The company changed its name to Daiwon C&A Holdings in 2000. In 2001, Daewon registered on the KOSDAQ stock market, and later that year, the Daewon Digital Broadcasting and Anione TV, an animation television channel, were launched, with funding from several Japanese investors. In 2003, Daewon licensed the rights for television and comic distribution of One Piece and Yu-Gi-Oh! from TV Tokyo and Toei Animation respectively. Also that year, Daewon joined South Korean animation studio Character Plan and Japan's OLM in production of a theatrical animated adaptation of the Korean comic Blade of the Phantom Master. The film, released in 2004, became the first animated film jointly produced by the two countries, and has since been translated and distributed in several countries, including the United States. Later in 2003, Daewon signed an agreement with Nintendo to distribute localized versions of its gaming system hardware and software, leading to the founding of Game Champ as a subsidiary company.

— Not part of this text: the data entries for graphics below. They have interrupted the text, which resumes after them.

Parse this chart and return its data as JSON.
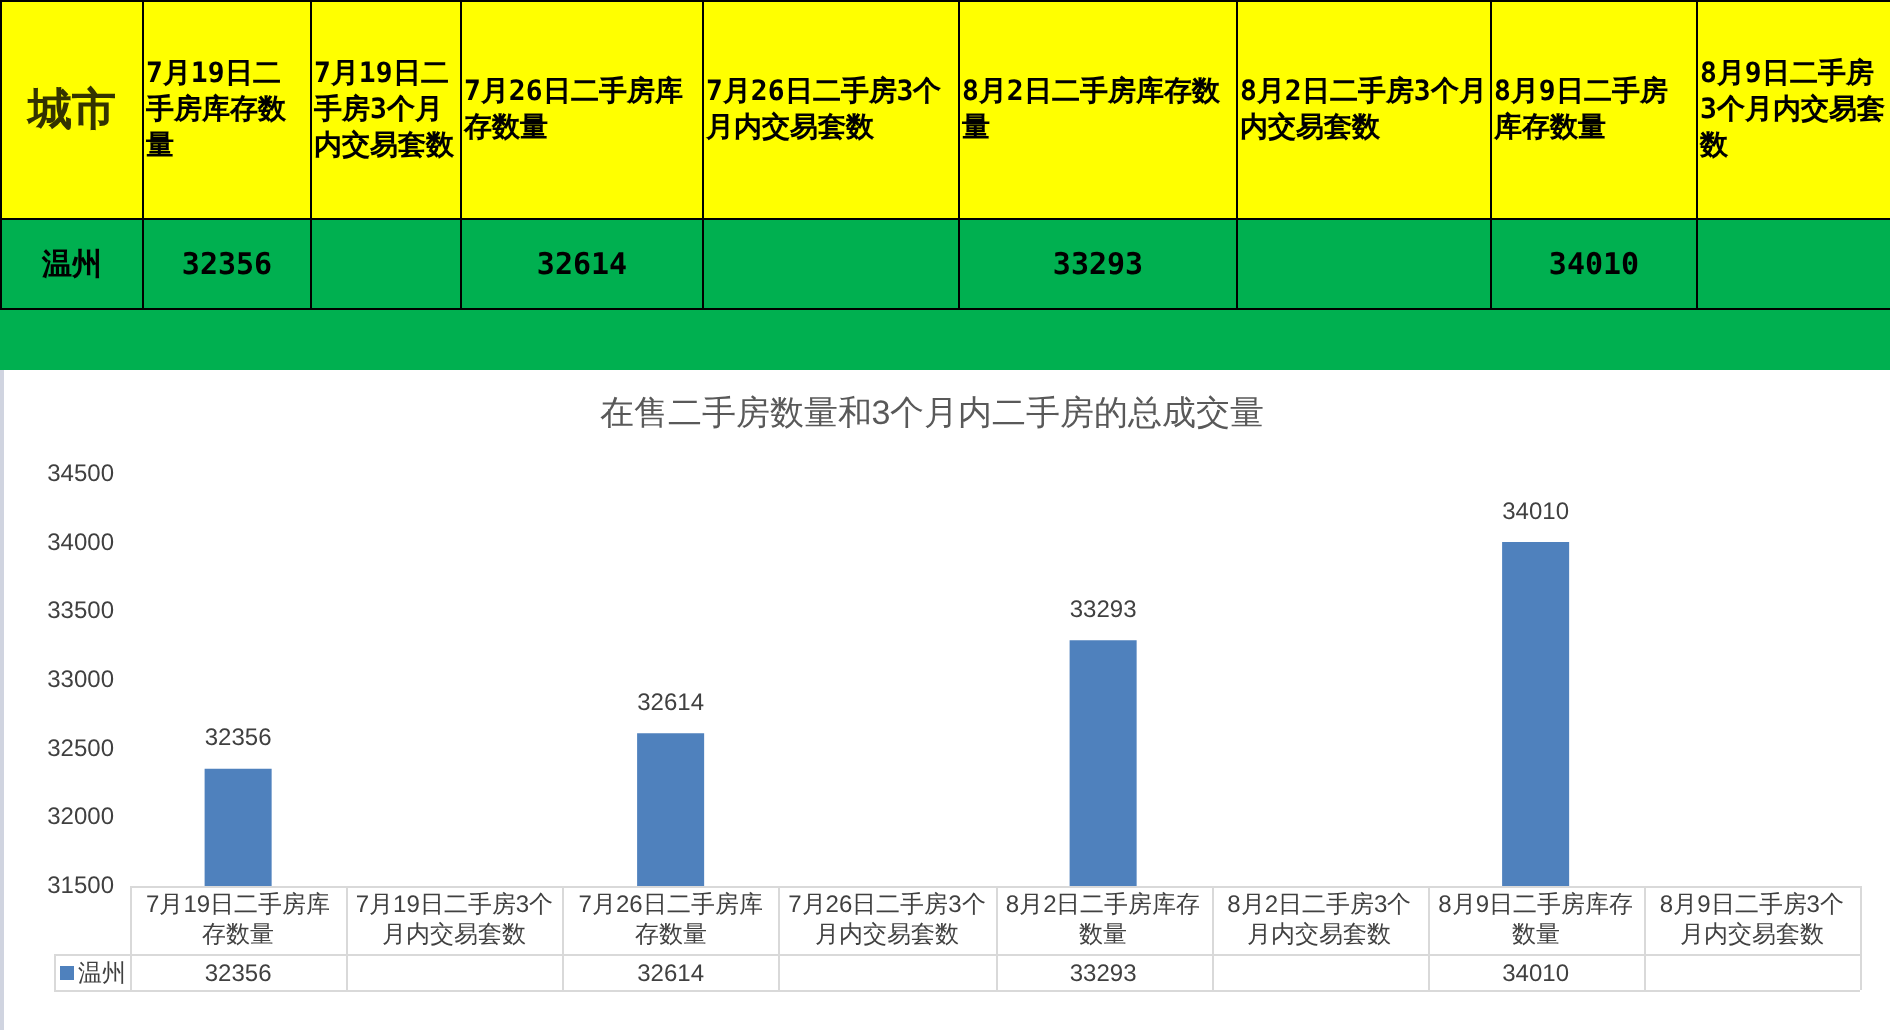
{
  "chart_data": [
    {
      "type": "other",
      "legend_title": "城市",
      "categories": [
        "7月19日二手房库存数量",
        "7月19日二手房3个月内交易套数",
        "7月26日二手房库存数量",
        "7月26日二手房3个月内交易套数",
        "8月2日二手房库存数量",
        "8月2日二手房3个月内交易套数",
        "8月9日二手房库存数量",
        "8月9日二手房3个月内交易套数"
      ],
      "series": [
        {
          "name": "温州",
          "values": [
            32356,
            null,
            32614,
            null,
            33293,
            null,
            34010,
            null
          ]
        }
      ],
      "data_labels": true
    },
    {
      "type": "bar",
      "title": "在售二手房数量和3个月内二手房的总成交量",
      "categories": [
        "7月19日二手房库存数量",
        "7月19日二手房3个月内交易套数",
        "7月26日二手房库存数量",
        "7月26日二手房3个月内交易套数",
        "8月2日二手房库存数量",
        "8月2日二手房3个月内交易套数",
        "8月9日二手房库存数量",
        "8月9日二手房3个月内交易套数"
      ],
      "series": [
        {
          "name": "温州",
          "color": "#4f81bd",
          "values": [
            32356,
            null,
            32614,
            null,
            33293,
            null,
            34010,
            null
          ],
          "value_labels": [
            "32356",
            null,
            "32614",
            null,
            "33293",
            null,
            "34010",
            null
          ]
        }
      ],
      "annotations": [
        {
          "text": "32356",
          "x": "7月19日二手房库存数量",
          "y": 32356
        },
        {
          "text": "32614",
          "x": "7月26日二手房库存数量",
          "y": 32614
        },
        {
          "text": "33293",
          "x": "8月2日二手房库存数量",
          "y": 33293
        },
        {
          "text": "34010",
          "x": "8月9日二手房库存数量",
          "y": 34010
        }
      ],
      "ylim": [
        31500,
        34500
      ],
      "yticks": [
        31500,
        32000,
        32500,
        33000,
        33500,
        34000,
        34500
      ],
      "grid": false,
      "legend": "bottom"
    }
  ]
}
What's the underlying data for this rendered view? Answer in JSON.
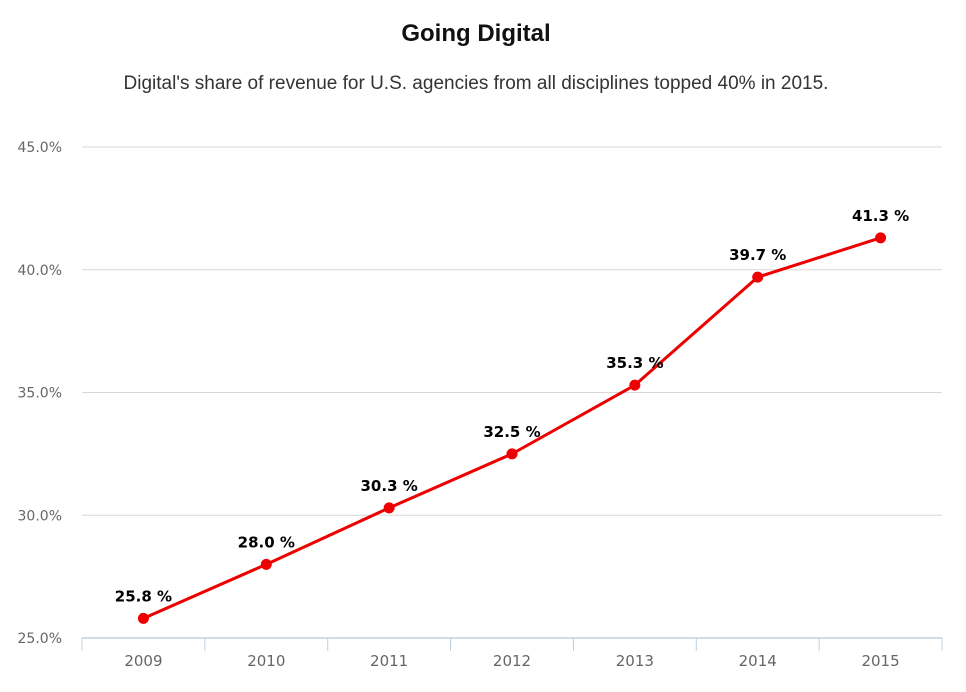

In 2004, Daewon signed an export agreement with Bandai of Japan for its Yu-Gi-Oh! Trading Card Game and with Manga Entertainment of the United States for its domestic production Eon Kid. The next year, the company signed a memorandum of understanding with Konami of Japan for the Yu-Gi-Oh! online game. Daewon and CJ Media formed a joint venture, Champ Vision, Inc. to launched another cable channel, Champ, on May 2, 2005, while signing an agreement to host a Jetix block on the channel. In 2006, Daewon won the top prize at the Ministry of Information and Communication's Digital Content Awards for its TV animation, Donggle Donggle Jjak Jjak.

===Daewon Media===
The company's name was changed in 2007 to Daewon Media, and Kids' WB broadcast two of Daewon's domestic productions, Eon Kid and Magi-Nation on American television. In 2008, Daewon announced it has secured the worldwide rights to create and distribute an animated TV series of the Japanese comic Gon. In 2009, Daewon announced the launch of its new preschool animation Noonbory and the Super 7 through EBS channel in Korea and CBS Kids block in the US.

==Products and services==

===Publishing===
Daewon C.I. (Daewon Culture & Industry), founded in 1991, publishes domestic and imported comics. It also releases the Korean version of Newtype magazine, under which it distributes localized Japanese animation DVDs and light novels. Haksan Publishing, founded in 1995, also produces domestic and imported comics and light novels, as well as TV animation and children's books.

===Daewon Broadcasting===
Daewon Broadcasting currently operates three television stations, Anione TV, AniBox, and Champ TV. All three operate on cable and satellite networks and specialize in airing domestic and imported animation, as well as some live-action tokusatsu programming. Their lineups include:
- Zatch Bell!
- Crayon Shin-Chan
- Pucca
- Fullmetal Alchemist
- xxxHolic
- Doraemon
- Power Rangers
- Yu-Gi-Oh!
- Kamen Rider
- Bakugan Battle Brawlers
- Iron Kid
- Pretty Cure
- Magi-Nation
- Digimon
- One Piece
- My Three Daughters
- Sailor Moon

===Merchandising===
Daewon's Charactery Company, operating as Aniland, is responsible for franchising domestic character creations, merchandising of imported products, and development of character goods. They have an exclusive merchandising agreement for Studio Ghibli goods, but also produce items from a wide variety of Japanese animation titles. Bandai Korea provides merchandising and character goods services for Bandai Japan. Their products include items based on series such as Naruto, One Piece, and Gundam.

===Gaming & Internet===
Daewon Game Company develops hardware and software components for gaming systems, formerly including Nintendo Japan. Daewon Digital Entertainment provides internet services for comics and animation and handles film imports and drama productions.